For a PL approach, lateral sural cutaneous nerve should be protected, which originates from CPN in the popliteal fossa and descends between proper fascia in calf and lateral head of gastrocnemius muscle, while for a PM approach, medial sural cutaneous nerve, great saphenous vein, and saphenous nerve should be carefully protected when superficial dissection.

Several deep structures should be cautioned for a PL approach, which enters from lateral border of lateral head of gastrocnemius muscle. Distal extension of the incision is restricted by the anterior tibial artery (ATA) bunches, so the space after exposing PL tibial plateau was limited, which is generally up to 5 cm in height according to our study. Heidari et al. [24] measured 40 lower extremity samples and found that the ATA coursed through the interosseous membrane at 46.3 ± 9.0 mm (range 27–62 mm) distal to the lateral tibial plateau and 35.7 ± 9.0 mm (range 17–50 mm) distal to the fibula head, which was close to our research. Anatomic variation in the ATA branches may also provide difficulty in dissection of deep structures for both PL and PM approaches. Tindall et al. [25] have reported that 6% of cases originated proximal to the popliteus muscle and passed beneath it in contact with the posterior tibial cortex. The PL fragment was usually shielded by the lateral fibular head and was hardly visualized, and the percentage in our study was up to 61.7%, so it was sometimes forced to cut off partial fibular head for plating. It was also necessary to dissect the popliteus muscle and even cut off its tendon (sutured after the reduction) to expose the PL articular surface, and these manipulations may cause iatrogenic damage to PLC to various degrees. For a PM approach, the dissection used medial board of medial head of gastrocnemius muscle from medial to lateral, exposing and separating partial origin of popliteus muscle. Although this approach may avoid injury to the popliteal neurovascular bundles, it was hard to directly visualize the depressed articular surface fragment, which limits its usage mainly for bicondylar fractures or more complex fractures. It was also difficult to expose posterior proximal tibia cortex and even plating by traction of muscles for a strong patient with bulky gastrocnemius fibers. Huang et al. [26] suggested choosing posteromedial excision during first surgery, for the patients who require to take out the implant after fracture healing. The comparison of the two approaches for an isolated PL fracture is listed in Table 1.

Table 1 Surgical exposure to posterolateral quadrant tibial plateau fractures: an anatomic comparison of posterolateral vs posteromedial approaches

For an isolated PL fracture, a straight T-shaped or L-shaped plate is often chosen and positioned vertically in a PL approach.

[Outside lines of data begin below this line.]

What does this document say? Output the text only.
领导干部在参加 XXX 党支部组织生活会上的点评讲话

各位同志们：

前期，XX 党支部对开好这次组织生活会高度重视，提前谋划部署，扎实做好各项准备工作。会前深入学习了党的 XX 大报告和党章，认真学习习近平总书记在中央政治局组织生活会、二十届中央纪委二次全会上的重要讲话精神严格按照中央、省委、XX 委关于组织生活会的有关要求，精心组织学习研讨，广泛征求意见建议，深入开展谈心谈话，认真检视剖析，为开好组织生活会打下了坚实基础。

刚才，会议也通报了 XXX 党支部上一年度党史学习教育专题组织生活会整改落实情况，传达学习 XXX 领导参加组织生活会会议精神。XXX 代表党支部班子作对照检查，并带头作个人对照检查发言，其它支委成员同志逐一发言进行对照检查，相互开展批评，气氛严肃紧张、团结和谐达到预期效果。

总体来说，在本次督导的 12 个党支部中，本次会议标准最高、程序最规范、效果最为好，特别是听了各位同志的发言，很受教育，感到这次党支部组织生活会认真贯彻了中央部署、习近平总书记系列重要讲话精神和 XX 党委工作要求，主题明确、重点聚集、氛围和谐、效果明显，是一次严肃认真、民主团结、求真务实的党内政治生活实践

Since the shielding by fibular head is over 50% area of PL tibial cortex, the plate is easily positioned toward medial side during surgery, and the direction of electric drill is easily toward the middle or medial side of tibial plateau when nailing. If a PM approach is chosen, the direction of electric drill is just from lateral to medial, which can more easily fix the PL fragment with the plate tilt positioned [27] (Fig. 5).

Fig. 5
figure 5

Comparison of plate placement and screw direction with each approaches: In a PL approach, the plate was placed vertically and the direction of screws toward middle or medial region (b). In a PM approach, the plate was placed obliquely with the screws direct toward posterolateral region (a). White line: skin incision; Yellow arrow: screw tip direction

Conclusions

In conclusion, although posterolateral approach seems more direct for exposure of posterolateral tibial plateau fracture, it has the risk of iatrogenic injury to several structures in deep dissection, including CPN, ATA, and PLC. Posteromedial approach through the medial board of medial head of gastrocnemius may be more safe, but it was hard for direct visualization of articular surface which limits it usage for only a few cases.